WASHINGTON — Cubesat manufacturer AAC Clyde Space of Sweden and Scotland reported a 9% drop in revenue for the three months ending March 31 compared to a year earlier and said its U.S. president would be stepping down to better position the company in the world’s biggest smallsat market.

The move comes after AAC Clyde replaced its chief executive, hiring Surrey Satellite Technology Ltd. veteran Luis Gomes, effective earlier this month.

AAC Clyde Chairman Rolf Hallencreutz said the change in the United States is intended to better capture opportunities in the United States, which AAC Clyde has made a priority.

“We are now entering a new phase in North America and will require a different management structure to take full advantage of the changes we see in New Space,” Hallencreutz said. AAC Clyde Strategy Director Craig Clark, who is the founder of Clyde Space, will be acting head of AAC Clyde Space’s U.S. operations.

For the first three months of 2019, AAC Clyde reported revenue of 14.9 million Swedish krona, or $1.57 million, down 9% from the same period a year ago. Operating cash flow during the quarter was a negative 5 million krona.The company is raising 82.5 million krona via a share issue.

AAC Clyde shares are traded on the Nasdaq First North Stockholm market. The company has been selling itself as a growth story but has also said quarterly revenue could vary widely depending on the flow of orders for full satellites and satellite components.

Mats Thideman, the company’s acting chief executive and also its chief financial officer, said new orders during the quarter bode well for the financial outlook for the rest of the year.

“Order backlog, order intake and interest from the market [sets] the conditions for a profitable business,” Thideman said in a May 8 statement to shareholders. “Given the breadth of the orders we won at the beginning of the year from all over the world, we are well positioned to drive the development of the emerging New Space market.

“Success has meant that we are in an intensive recruitment period of new skills. The new recruits are a prerequisite for us to reach profitability.”

The standout contract during the quarter was to build two satellites for U.S.-based Orbcomm, an IoT hardware and service provider that has its own constellation of satellites but elected to contract with AAC Clyde for “Space as a Service.”

AAC Clyde will own the two satellites, to be used for Automatic Identification System maritime tracking, but Orbcomm will have exclusive use of the data: The contract is valued at 54 million krona.

York Space Systems’s first S-Class satellite was launched May 5 aboard a Rocket Lab Electron rocket and is reported healthy in orbit. Credit: York Space Systems

Another development that should be promising for AAC Clyde was the May 5 launch, aboard a Rocket Lab Electron rocket, of York Space Systems’s first S-Class satellite.

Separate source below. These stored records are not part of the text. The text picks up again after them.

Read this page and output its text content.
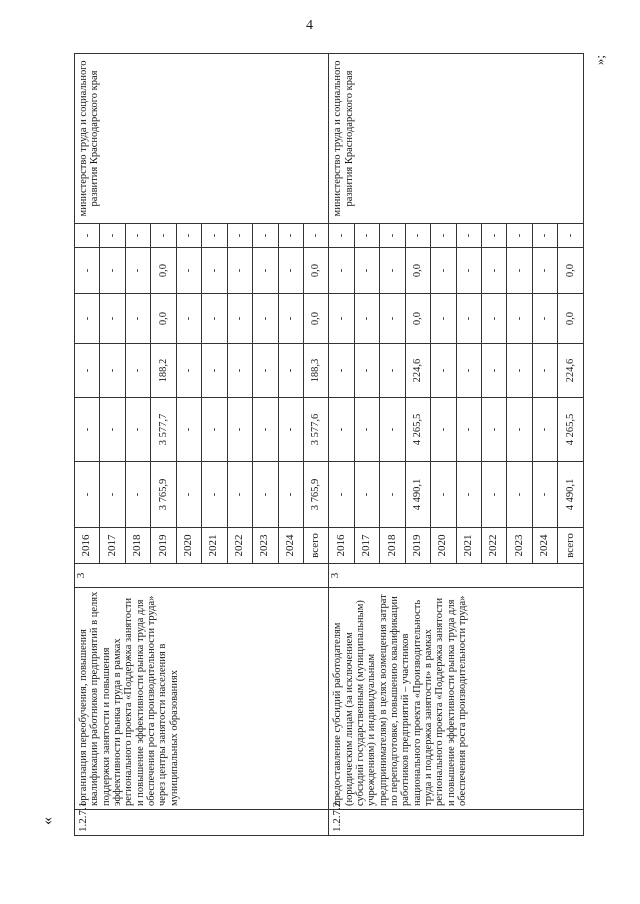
4
«
»;
1.2.7.1	организация переобучения, повышения квалификации работников предприятий в целях поддержки занятости и повышения эффективности рынка труда в рамках регионального проекта «Поддержка занятости и повышение эффективности рынка труда для обеспечения роста производительности труда» через центры занятости населения в муниципальных образованиях	3	2016	-	-	-	-	-	-	министерство труда и социального развития Краснодарского края
			2017	-	-	-	-	-	-	
			2018	-	-	-	-	-	-	
			2019	3 765,9	3 577,7	188,2	0,0	0,0	-	
			2020	-	-	-	-	-	-	
			2021	-	-	-	-	-	-	
			2022	-	-	-	-	-	-	
			2023	-	-	-	-	-	-	
			2024	-	-	-	-	-	-	
			всего	3 765,9	3 577,6	188,3	0,0	0,0	-	
1.2.7.2	предоставление субсидий работодателям (юридическим лицам (за исключением субсидий государственным (муниципальным) учреждениям) и индивидуальным предпринимателям) в целях возмещения затрат по переподготовке, повышению квалификации работников предприятий – участников национального проекта «Производительность труда и поддержка занятости» в рамках регионального проекта «Поддержка занятости и повышение эффективности рынка труда для обеспечения роста производительности труда»	3	2016	-	-	-	-	-	-	министерство труда и социального развития Краснодарского края
			2017	-	-	-	-	-	-	
			2018	-	-	-	-	-	-	
			2019	4 490,1	4 265,5	224,6	0,0	0,0	-	
			2020	-	-	-	-	-	-	
			2021	-	-	-	-	-	-	
			2022	-	-	-	-	-	-	
			2023	-	-	-	-	-	-	
			2024	-	-	-	-	-	-	
			всего	4 490,1	4 265,5	224,6	0,0	0,0	-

The satellite is reported to be healthy and operating as planned in  low Earth orbit.

U.S.-based York licenses multiple AAC Clyde Sirius components.

Above is a comparison of York Space Systems’s X-Class platform, on the left, and the S-Class platform. Credit: York Space Systems

“York’s prompt operation of the S-CLASS showcases their skill in designing and operating cutting-edge commercial spacecraft,” Gomes said in a statement. “We are delighted to partner with them on the S-CLASS and also note that AAC Clyde Space have reached yet another milestone with the successful commissioning of Sirius systems.”

We believe that the contract model can attract many more customers who work with data from space but not see satellites as their core business,” Thideman said in his statement to shareholders.